Best Debt Relief Option – Loan Modification or Short Sale?
When homes become unaffordable for the owners, they often have to decide how to get out of debt. The main two debt relief options to salvage homeowner credit are most normally a loan modification or short sale. However, each of these mortgage debt relief options have pros and cons of their own, meaning, you’ll have to carefully weigh the options of Loan Modifications and Short Sales before choosing any one.
First of all, it’s quite a difficult question to answer as to whether you should opt for a loan modification or a short sale since both of them depend partly on the following factors:
- Your wish to retain your property.
- The consent of the bank.
- Your current financial health.
The situation may turn for worse, point in case, the bank trashes your request to consider your home’s present market value. Alternatively, if you’ve determined to continue to stay in your present home, then irrespective of its market value, a loan modification might be your best route to relieve your financial burden.
What are the terms of a loan modification?
- Primarily, a loan modification will affect you in the following ways:
- It’ll extend your loan’s maturity deadline.
- Will lower your loan’s rate of interest.
- Your loan’s principal balance will get inflated with the addition of unpaid interests.
- Finally, a loan modification will reduce the overall principal balance.
Loan modification may inflate your monthly payment
It might seem weird but not all banks do agree to offer a loan modification help to their borrowers, especially in cases where the homeowner’s monthly mortgage repayment amount will get reduced. There are few banks that do a loan modification but will increase the monthly payment.
These financial institutions use different kinds of ratios to decide a fresh mortgage repayment amount. However, there is a cap of 38% with respect to the borrower’s gross monthly income beyond which banks cannot determine a new loan repayment amount. Depending upon the financial statements of the borrowers, banks may demand higher mortgage payment.
Both short sale and loan modification cannot proceed all at once
There are many banks that won’t work on two files concurrently. You’ll have to decide well in advance as to whether loan modification or short sale would be your choice to obtain debt relief. It’s important that you choose one or the other.
The moment you approach your bank for a loan modification, then from that very moment, your bank will suspend any kind of ongoing short sale process. Basically, both loan modification and short sale processes take about the same time to complete. Certain loan modification process are found to have taken 3 – 6 months to finish.
In reality, this is unfair to the buyers who’ve submitted their respective good faith offers on a short sale property and are waiting for their individual short sale approvals, only to find out that the sellers have abandoned the transaction process midway, and that they’re working out a loan modification agreement with the homeowner instead.
Why short sale might be better than a loan modification?
If you want your property to be out from underwater, then you may opt for a short sale in-lieu of a mortgage loan modification.

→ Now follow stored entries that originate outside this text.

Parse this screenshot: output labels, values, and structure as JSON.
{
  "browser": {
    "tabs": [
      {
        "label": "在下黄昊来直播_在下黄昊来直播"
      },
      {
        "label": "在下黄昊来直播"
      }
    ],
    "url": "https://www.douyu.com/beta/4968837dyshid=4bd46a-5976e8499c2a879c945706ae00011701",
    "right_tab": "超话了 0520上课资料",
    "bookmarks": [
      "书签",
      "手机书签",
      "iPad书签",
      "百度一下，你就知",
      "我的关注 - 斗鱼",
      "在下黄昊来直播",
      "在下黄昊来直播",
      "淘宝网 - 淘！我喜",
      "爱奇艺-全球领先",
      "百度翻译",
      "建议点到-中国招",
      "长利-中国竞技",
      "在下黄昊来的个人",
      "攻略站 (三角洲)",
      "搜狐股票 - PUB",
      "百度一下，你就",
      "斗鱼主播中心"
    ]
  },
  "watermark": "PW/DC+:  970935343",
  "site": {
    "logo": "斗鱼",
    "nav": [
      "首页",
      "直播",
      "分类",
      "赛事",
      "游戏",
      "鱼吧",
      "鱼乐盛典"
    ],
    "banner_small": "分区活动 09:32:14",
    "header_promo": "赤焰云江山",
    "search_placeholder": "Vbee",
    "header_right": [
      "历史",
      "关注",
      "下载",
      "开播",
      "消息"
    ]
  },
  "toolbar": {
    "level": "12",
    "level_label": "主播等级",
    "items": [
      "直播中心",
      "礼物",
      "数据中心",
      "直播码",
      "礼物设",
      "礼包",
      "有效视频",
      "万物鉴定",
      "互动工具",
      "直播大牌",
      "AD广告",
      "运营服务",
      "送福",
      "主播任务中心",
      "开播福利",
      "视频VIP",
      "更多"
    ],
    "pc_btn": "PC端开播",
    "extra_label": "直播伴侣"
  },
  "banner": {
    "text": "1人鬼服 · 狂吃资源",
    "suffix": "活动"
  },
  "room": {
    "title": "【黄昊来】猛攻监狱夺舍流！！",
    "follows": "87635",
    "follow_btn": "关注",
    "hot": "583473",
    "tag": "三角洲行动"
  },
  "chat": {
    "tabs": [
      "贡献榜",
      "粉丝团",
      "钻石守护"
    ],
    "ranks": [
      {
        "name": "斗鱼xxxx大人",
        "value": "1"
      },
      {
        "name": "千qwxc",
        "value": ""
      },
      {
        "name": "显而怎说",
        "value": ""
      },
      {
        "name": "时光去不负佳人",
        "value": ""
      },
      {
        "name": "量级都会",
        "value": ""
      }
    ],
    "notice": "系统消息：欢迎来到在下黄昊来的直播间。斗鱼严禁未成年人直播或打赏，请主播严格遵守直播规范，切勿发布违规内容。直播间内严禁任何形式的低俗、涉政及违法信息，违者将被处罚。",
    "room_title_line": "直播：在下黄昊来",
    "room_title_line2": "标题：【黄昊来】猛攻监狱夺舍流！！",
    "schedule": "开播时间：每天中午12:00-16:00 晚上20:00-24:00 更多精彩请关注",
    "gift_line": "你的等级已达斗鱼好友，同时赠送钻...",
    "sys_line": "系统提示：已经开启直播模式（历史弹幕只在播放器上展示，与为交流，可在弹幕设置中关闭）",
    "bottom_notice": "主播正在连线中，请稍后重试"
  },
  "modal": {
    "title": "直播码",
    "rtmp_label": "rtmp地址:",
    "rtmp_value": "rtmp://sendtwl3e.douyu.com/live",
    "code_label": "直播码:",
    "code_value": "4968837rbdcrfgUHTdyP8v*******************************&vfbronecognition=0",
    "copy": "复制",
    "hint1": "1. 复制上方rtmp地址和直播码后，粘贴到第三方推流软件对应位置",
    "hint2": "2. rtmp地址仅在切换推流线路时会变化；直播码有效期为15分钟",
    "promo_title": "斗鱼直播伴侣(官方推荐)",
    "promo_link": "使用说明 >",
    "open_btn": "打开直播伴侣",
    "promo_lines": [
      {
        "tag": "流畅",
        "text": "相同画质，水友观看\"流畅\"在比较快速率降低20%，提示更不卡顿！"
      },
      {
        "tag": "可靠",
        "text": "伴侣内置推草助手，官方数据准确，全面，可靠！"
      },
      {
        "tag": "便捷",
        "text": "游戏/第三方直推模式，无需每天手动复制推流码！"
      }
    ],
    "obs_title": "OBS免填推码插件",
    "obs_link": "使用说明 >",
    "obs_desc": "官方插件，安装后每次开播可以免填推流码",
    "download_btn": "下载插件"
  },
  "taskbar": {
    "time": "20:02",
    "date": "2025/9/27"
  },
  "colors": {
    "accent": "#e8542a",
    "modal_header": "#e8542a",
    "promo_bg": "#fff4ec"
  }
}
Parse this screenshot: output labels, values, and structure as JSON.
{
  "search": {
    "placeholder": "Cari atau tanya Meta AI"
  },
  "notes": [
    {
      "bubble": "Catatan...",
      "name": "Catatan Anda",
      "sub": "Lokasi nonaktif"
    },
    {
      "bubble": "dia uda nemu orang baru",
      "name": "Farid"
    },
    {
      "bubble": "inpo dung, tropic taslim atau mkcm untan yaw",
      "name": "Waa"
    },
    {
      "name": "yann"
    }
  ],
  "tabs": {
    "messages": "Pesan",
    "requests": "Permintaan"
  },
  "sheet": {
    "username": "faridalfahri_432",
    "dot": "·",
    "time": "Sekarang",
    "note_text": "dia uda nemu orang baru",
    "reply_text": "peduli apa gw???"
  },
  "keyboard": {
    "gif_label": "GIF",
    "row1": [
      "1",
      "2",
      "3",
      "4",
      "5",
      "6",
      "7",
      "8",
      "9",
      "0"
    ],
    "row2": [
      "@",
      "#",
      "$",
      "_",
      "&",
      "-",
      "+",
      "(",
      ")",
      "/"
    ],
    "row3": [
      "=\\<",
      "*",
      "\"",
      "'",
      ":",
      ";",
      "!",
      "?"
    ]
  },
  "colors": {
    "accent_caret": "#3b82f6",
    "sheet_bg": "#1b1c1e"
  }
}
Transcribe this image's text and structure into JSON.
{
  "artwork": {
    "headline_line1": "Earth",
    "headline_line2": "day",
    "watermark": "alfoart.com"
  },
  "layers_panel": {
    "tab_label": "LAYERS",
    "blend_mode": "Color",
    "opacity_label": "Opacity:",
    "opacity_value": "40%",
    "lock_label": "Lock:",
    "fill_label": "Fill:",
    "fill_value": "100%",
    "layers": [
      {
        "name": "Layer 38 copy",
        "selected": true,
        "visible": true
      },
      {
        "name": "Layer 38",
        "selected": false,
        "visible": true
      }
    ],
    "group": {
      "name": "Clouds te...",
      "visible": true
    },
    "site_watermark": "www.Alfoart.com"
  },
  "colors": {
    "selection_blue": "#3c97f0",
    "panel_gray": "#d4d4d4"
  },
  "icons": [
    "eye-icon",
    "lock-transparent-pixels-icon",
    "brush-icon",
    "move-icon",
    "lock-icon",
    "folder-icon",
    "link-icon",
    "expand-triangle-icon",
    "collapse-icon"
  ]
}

Here, you’d have to pay a reduced loan amount to the bank and have your home released by it. Short sale will be better, if your home is worth less than the total amount owed.
You can buy another home after about 2-3 years of the short sale that would be affordable for you, provided housing prices remain stable. Moreover, both loan modification as well as short sale will have negative impact on your home. Still, they’re much better option as compared to foreclosure.